La Commissione europea gestisce a distanza gli aiuti umanitari attraverso i propri partner in zone difficilmente accessibili per problemi di sicurezza o restrizioni imposte dalle autorità locali. Ma questo approccio è efficace per erogare aiuti in circostanze particolarmente difficili? E i rischi sono affrontati in modo adeguato? Sono le domande che si è posta la Corte dei Conti europea il cui compito è fare da cane da guardia a come viene speso il budget della Ue, ovvero il denaro dei contribuenti europei. Ebbene, secondo la relazione della Corte i rischi specifici associati agli aiuti umanitari di Bruxelles gestiti a distanza "non sono affrontati in modo soddisfacente" e ci sono carenze che gli auditor di Lussemburgo raccomandano di colmare. Quali? Si parte da problematiche specifiche, tra cui "valutazioni inesatte delle esigenze basate su informazioni non verificate, inattendibili o distorte, oppure un coordinamento inadeguato e una ridotta qualità operativa a scapito dell'efficacia degli aiuti". Vengono evidenziati "notevoli rischi per la sicurezza e rischi di frode o di dirottamento degli aiuti, con i conseguenti rischi reputazionali". Sono state poi riscontrate altre debolezze: la definizione di gestione a distanza è "poco chiara e obsoleta". È possibile, quindi, che alcune situazioni gestite a distanza non vengano debitamente segnalate come tali, il che può incidere sul monitoraggio e sulla rendicontazione delle azioni finanziate dalla Ue.

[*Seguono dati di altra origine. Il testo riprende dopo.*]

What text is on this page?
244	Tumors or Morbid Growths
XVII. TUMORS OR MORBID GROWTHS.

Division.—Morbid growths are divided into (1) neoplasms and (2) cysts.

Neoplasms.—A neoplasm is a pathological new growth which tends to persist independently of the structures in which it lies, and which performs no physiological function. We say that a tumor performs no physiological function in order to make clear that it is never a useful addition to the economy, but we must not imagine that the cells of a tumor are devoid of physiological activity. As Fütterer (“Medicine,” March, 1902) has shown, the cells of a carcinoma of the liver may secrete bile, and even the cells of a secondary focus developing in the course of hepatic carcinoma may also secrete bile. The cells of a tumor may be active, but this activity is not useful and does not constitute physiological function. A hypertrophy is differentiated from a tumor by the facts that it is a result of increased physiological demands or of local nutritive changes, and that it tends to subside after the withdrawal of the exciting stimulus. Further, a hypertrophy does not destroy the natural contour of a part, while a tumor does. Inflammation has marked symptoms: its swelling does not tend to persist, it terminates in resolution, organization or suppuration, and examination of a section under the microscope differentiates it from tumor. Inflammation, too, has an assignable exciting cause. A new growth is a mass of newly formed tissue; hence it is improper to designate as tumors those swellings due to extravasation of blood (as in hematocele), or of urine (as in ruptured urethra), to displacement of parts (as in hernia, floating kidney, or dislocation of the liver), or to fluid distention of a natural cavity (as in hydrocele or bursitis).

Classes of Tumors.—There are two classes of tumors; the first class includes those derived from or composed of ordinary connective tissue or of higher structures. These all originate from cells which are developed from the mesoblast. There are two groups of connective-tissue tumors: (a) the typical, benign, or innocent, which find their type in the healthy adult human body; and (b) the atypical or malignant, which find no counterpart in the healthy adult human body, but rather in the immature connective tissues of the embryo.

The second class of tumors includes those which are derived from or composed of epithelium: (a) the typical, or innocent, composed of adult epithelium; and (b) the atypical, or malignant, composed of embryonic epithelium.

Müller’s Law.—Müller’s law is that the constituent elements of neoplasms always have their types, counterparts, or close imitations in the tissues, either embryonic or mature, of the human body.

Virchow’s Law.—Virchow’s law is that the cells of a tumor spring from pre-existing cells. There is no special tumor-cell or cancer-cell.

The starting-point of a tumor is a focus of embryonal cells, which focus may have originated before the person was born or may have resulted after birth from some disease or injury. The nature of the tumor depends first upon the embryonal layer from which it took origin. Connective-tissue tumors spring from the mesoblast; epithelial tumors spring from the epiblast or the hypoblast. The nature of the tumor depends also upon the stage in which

Non solo. Per i partner esecutivi delle organizzazioni non governative (Ong) finanziate dall'Ue, si legge nella relazione, non viene certificata la capacità di dare esecuzione ai fondi europei in linea con i princìpi e le norme dell'Unione in materia di aiuti umanitari. "Il processo di certificazione dovrebbe verificare la capacità delle Ong di sorvegliare adeguatamente il modo in cui i rispettivi partner esecutivi locali conseguono gli obiettivi concordati", sostiene la Corte. Inoltre, i partner certificati con sede nella Ue scelgono spesso di attuare azioni attraverso le sedi centrali a cui fanno capo, che sono stabilite al di fuori dell'Unione. A Lussemburgo aggiungono anche che dovrebbe esserci ragionevole certezza sulla capacità tecnica e amministrativa di tali partner esecutivi incaricati di gestire i fondi di Bruxelles.
Certo, la rete di esperti sul campo della Commissione è molto utile per prendere decisioni consapevoli e monitorare le azioni finanziate. Ma nell'audit sono stati rilevati "problemi nella rendicontazione da parte dei partner per gli aiuti umanitari e alcune relazioni riguardanti la gestione a distanza erano inesatte o mancavano di informazioni". Dal momento che i partner non sono tenuti a dichiarare quali azioni vengano gestite a distanza, "i portatori di interessi non sono informati riguardo ai paesi, alle attività, ai finanziamenti, alla portata e ai risultati conseguiti nell'ambito di tale approccio". Ecco perché, secondo la Corte, la rendicontazione dovrebbe essere resa più trasparente.
Nella relazione si forniscono anche dei numeri: tra il 2019 e il 2023 la Commissione europea ha approvato 164 azioni umanitarie in regime di gestione a distanza parziale o totale in 10 paesi. Il contributo della Ue a queste azioni è ammontato a 918 milioni di euro, pari a circa l'8% della spesa umanitaria totale dell'Unione per il periodo in esame.
Gli aiuti umanitari vengono convogliati attraverso più di 200 partner che comprendono 172 Ong, 30 organizzazioni internazionali (comprese le organizzazioni delle Nazioni Unite) e 14 agenzie specializzate degli Stati membri che operano in regime di gestione diretta o indiretta.